Al empujar la puerta de cristales del local una bocanada de aire húmedo, denso, cargado de aromas dispares me invadió. Incomprensiblemente, por la hora que era, había mucha gente. Justo lo que yo no deseaba: gente. Suficiente había tenido con la guardia de noche en Urgencias. Supongo que la lluvia tendría mucho que ver con que la cafetería, a esas horas, estuviera tan llena de gente. Un improvisado refugio para los demás, una pesadez para mí.

Estuve a punto de volverme a la calle y buscar otro sitio. Hasta me giré y empuñé el pomo de la puerta para marcharme. Pero odio los días lluviosos y la idea de calarme hasta los huesos me hizo frenar. Y, qué demonios, necesitaba una copa. Así que me obligué a adentrarme en el local y buscar un lugar lo más aislado posible. Lo más alejado del contacto con otro ser humano que no fuese el camarero.
El local no era demasiado grande. Contaba con una larga barra salpicada de incómodos taburetes y con diez o doce mesas repartidas por el salón. Las mesas estaban llenas y en la barra no quedaban taburetes libres. Pero vislumbré un rincón, al fondo, donde quedaba un pequeño espacio entre el trozo de encimera reservada al camarero que servía las mesas y un pequeño recodo que había en la parte más alejada de la barra. Supongo que también influía en que ese hueco estuviese libre el que se situaba justo a poco más de un metro de la puerta de los baños. Desde luego no era el mejor lugar de la cafetería y parecía lógico que estuviese vacío. Yo, en cambio, lo consideré un oasis perfecto en aquel desierto, no de arena sino de personas, que era la cafetería.

Pedí mi café, advirtiendo al camarero que me sentiría mejor si lo aderezaba con un chorrito de coñac.Y generoso, por favor.
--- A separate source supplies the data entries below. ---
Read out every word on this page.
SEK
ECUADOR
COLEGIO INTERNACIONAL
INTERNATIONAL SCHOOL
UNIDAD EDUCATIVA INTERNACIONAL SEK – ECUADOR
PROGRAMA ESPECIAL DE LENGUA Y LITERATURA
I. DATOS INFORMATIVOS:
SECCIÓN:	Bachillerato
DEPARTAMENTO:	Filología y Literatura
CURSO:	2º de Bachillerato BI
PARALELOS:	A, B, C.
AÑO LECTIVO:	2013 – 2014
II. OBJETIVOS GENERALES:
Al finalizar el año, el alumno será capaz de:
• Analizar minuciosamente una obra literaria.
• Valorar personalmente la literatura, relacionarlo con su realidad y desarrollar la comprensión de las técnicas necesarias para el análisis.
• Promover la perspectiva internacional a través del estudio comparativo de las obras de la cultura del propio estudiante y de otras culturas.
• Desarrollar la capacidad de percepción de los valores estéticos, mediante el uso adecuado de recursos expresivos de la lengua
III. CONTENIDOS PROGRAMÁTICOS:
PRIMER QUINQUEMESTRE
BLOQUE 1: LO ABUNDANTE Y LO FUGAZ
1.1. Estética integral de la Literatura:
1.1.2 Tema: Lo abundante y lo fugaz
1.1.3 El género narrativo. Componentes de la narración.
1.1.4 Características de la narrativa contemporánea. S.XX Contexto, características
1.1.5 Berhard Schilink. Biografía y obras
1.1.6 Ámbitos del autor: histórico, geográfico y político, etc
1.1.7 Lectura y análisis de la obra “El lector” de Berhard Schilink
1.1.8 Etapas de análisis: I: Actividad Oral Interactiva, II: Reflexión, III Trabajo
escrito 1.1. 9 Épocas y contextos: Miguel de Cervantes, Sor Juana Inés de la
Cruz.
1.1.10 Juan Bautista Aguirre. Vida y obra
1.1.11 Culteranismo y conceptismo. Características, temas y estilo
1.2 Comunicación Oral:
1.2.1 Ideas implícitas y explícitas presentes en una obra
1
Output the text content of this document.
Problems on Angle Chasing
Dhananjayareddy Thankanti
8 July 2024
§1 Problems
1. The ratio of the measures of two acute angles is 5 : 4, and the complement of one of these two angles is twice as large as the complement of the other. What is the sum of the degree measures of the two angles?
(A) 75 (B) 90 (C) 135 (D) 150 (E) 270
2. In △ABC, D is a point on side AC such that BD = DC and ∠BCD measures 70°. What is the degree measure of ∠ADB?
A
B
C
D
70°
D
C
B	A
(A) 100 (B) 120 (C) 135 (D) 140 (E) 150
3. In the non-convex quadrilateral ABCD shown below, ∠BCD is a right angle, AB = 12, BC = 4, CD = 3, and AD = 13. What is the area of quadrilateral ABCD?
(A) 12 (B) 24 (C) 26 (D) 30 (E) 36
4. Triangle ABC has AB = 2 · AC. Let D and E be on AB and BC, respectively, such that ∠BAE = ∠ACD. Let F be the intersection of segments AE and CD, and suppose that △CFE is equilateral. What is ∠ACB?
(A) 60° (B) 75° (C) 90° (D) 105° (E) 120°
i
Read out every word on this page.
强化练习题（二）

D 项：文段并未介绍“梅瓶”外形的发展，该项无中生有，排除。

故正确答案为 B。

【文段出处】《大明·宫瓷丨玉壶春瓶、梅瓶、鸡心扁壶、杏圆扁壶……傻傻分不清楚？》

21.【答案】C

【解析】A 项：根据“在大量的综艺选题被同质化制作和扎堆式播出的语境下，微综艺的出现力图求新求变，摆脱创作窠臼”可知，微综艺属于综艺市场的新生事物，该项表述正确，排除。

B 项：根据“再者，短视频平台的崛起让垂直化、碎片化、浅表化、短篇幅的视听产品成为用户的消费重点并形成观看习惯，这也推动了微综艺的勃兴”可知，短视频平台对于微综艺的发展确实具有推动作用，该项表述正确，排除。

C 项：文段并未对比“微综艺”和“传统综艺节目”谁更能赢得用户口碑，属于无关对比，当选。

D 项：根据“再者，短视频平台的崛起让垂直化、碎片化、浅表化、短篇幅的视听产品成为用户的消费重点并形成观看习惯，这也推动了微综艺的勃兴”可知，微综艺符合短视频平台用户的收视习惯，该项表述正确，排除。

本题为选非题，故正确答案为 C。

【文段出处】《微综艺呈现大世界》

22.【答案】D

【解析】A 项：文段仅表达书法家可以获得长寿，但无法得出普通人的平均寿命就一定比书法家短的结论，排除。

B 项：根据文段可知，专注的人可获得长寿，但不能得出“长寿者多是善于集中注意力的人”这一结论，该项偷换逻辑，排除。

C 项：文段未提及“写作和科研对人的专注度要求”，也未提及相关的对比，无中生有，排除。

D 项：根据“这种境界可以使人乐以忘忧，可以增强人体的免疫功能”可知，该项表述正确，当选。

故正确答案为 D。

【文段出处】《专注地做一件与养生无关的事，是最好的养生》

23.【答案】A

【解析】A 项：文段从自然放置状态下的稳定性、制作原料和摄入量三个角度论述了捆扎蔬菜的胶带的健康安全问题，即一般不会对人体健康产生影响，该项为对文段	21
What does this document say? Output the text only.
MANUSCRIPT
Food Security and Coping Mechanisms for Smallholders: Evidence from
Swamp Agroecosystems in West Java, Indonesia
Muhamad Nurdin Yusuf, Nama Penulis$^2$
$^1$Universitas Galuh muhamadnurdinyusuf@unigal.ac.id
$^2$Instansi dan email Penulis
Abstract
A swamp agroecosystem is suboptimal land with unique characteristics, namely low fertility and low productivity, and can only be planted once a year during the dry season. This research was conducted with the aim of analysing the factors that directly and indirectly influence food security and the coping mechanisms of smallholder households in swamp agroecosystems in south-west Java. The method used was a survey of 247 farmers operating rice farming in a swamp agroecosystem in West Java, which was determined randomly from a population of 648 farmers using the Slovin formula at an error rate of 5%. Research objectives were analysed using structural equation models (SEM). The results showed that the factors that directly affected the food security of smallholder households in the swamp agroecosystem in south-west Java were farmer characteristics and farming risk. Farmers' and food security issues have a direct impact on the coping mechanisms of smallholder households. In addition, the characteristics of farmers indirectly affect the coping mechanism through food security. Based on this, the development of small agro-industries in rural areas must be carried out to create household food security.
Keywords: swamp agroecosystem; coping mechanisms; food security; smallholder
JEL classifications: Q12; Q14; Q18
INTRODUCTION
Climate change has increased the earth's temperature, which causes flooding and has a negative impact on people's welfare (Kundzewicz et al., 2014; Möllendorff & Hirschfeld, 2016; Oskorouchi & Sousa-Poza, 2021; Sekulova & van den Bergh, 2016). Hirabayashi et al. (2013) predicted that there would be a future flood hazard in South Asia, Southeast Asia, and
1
El chaval, con media sonrisa, fue complaciente con mi petición y me dediqué a evadirme del ruido de la cafetería, los olores mezclados, el ambiente cargado y a notar cómo el fluido generosamente condimentado caía por mi garganta y comenzaba casi al instante a surtir su efecto euforizante. Por primera vez en las últimas 12 horas empezaba a sentirme bien. Aunque para ello había necesitado un segundo café, también con su complemento etílico correspondiente.

Lo cierto es que estaba consiguiendo mi objetivo. De repente parecía como si el local estuviese más iluminado y mis preocupaciones se hubieran volatilizado. Comencé a sentir cierta curiosidad por la gente que compartía ese lugar conmigo. La barra estaba ocupada casi exclusivamente por obreros que, a buen seguro debido a la lluvia, no podían llevar a cabo su jornada. En cuanto a las mesas, estaban ocupadas en su mayoría por trabajadores de los alrededores. Gente de oficinas de los edificios cercanos y algún celador del hospital.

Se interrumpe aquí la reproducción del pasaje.